Chong Geng, Divya Bhargavi, Robert Sandor, Jian Wang, Alan Perry

Home Depot Search Algorithm

More saving. More doing.

In 2015 Home Depot hosted a Kaggle competition to model how relevent items are to a given search term.

Our task is to take search queries, averaging three words in length, and predict which items are the most relevant using a relevancy score from 1.0 to 3.0 (with 3.0 indicating a higher relevancy to the search terms). We measured our model success in the same fashion as the competition with RMSE (Root Mean Squared Error).

Here is the notebook where all of the magic happens.

Feel free to read everything below to understand our methodology and insights derived from going through this project.

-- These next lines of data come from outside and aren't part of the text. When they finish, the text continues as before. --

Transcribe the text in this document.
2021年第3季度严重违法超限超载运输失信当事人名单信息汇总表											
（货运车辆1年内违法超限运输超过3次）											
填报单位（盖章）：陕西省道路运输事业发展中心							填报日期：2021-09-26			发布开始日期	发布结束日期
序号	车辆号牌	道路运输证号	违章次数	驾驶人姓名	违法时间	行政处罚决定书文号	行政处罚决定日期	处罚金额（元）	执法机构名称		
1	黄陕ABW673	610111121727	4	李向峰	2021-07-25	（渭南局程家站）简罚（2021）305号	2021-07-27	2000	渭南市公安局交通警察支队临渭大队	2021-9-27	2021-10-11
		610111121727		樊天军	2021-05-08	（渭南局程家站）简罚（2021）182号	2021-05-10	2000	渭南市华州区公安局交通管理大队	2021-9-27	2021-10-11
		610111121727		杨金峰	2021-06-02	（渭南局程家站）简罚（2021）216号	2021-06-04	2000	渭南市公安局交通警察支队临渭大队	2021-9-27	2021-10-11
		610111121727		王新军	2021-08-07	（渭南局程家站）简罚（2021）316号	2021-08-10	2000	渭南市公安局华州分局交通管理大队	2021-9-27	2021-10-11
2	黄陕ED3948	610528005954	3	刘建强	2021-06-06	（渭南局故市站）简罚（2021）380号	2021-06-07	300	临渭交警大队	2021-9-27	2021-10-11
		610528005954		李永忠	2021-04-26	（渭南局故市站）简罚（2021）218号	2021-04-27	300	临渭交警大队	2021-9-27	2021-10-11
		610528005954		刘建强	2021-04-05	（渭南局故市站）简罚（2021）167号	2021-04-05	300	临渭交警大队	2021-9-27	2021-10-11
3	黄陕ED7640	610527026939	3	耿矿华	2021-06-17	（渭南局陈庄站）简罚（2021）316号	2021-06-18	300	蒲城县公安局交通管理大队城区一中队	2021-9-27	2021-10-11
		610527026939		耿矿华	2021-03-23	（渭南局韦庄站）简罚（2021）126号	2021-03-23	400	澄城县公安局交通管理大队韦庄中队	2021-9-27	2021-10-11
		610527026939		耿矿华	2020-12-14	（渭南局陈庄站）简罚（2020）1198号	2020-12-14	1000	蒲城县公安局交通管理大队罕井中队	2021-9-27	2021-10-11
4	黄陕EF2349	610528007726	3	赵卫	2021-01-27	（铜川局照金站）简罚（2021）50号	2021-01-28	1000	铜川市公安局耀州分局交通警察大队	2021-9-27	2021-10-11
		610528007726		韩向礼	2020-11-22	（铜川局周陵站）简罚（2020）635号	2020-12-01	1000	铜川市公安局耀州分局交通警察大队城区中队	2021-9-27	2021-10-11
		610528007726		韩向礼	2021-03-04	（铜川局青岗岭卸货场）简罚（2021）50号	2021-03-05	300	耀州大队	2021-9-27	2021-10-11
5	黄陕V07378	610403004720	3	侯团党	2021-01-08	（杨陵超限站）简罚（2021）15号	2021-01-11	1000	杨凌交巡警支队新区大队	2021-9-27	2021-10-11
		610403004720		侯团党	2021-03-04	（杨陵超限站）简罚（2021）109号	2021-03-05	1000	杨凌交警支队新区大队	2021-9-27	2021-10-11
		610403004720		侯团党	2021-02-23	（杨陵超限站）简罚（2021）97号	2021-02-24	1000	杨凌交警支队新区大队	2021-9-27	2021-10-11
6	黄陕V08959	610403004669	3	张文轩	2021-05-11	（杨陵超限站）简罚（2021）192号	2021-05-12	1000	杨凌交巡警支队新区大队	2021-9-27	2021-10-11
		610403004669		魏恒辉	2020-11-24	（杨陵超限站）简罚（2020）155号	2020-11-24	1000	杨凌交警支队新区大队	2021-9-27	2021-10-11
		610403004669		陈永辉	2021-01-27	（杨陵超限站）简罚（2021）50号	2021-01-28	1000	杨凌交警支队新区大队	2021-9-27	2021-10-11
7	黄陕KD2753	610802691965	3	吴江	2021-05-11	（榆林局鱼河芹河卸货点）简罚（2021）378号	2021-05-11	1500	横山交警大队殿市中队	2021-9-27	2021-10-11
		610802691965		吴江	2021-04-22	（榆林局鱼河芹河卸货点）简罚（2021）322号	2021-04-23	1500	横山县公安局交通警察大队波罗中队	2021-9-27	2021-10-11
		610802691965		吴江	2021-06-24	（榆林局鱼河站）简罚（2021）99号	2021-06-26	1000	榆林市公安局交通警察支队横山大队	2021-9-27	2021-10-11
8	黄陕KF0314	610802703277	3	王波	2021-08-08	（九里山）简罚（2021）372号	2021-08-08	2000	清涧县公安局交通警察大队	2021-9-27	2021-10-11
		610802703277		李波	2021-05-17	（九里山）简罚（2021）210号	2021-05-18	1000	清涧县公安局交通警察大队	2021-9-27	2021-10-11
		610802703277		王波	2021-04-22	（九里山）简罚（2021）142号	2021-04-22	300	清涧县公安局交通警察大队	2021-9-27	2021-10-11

The data we were provided had the following columns:

SearchTerm: Examples of queries which customers made of the search engine on homedepot.com

Product Uid: A unique numeric value assigned to each item

Product Title: The title of an item that is displayed on the website

Name: Name of an Item's attribute

Value: The value of an Item's attribute

Product Description: A sentence or two which describes an item in the inventory

Relevance: A score assigned that describes how relevant an item is to a given search term. This number was assigned by a domain expert.

Since we are predicting a continuous variable with known labels, this is a regression problem. However, our data has no numeric columns (save for the labels themselves); to produce these numeric predictions, we had to construct useful numeric features from these textual characteristics that were given to us.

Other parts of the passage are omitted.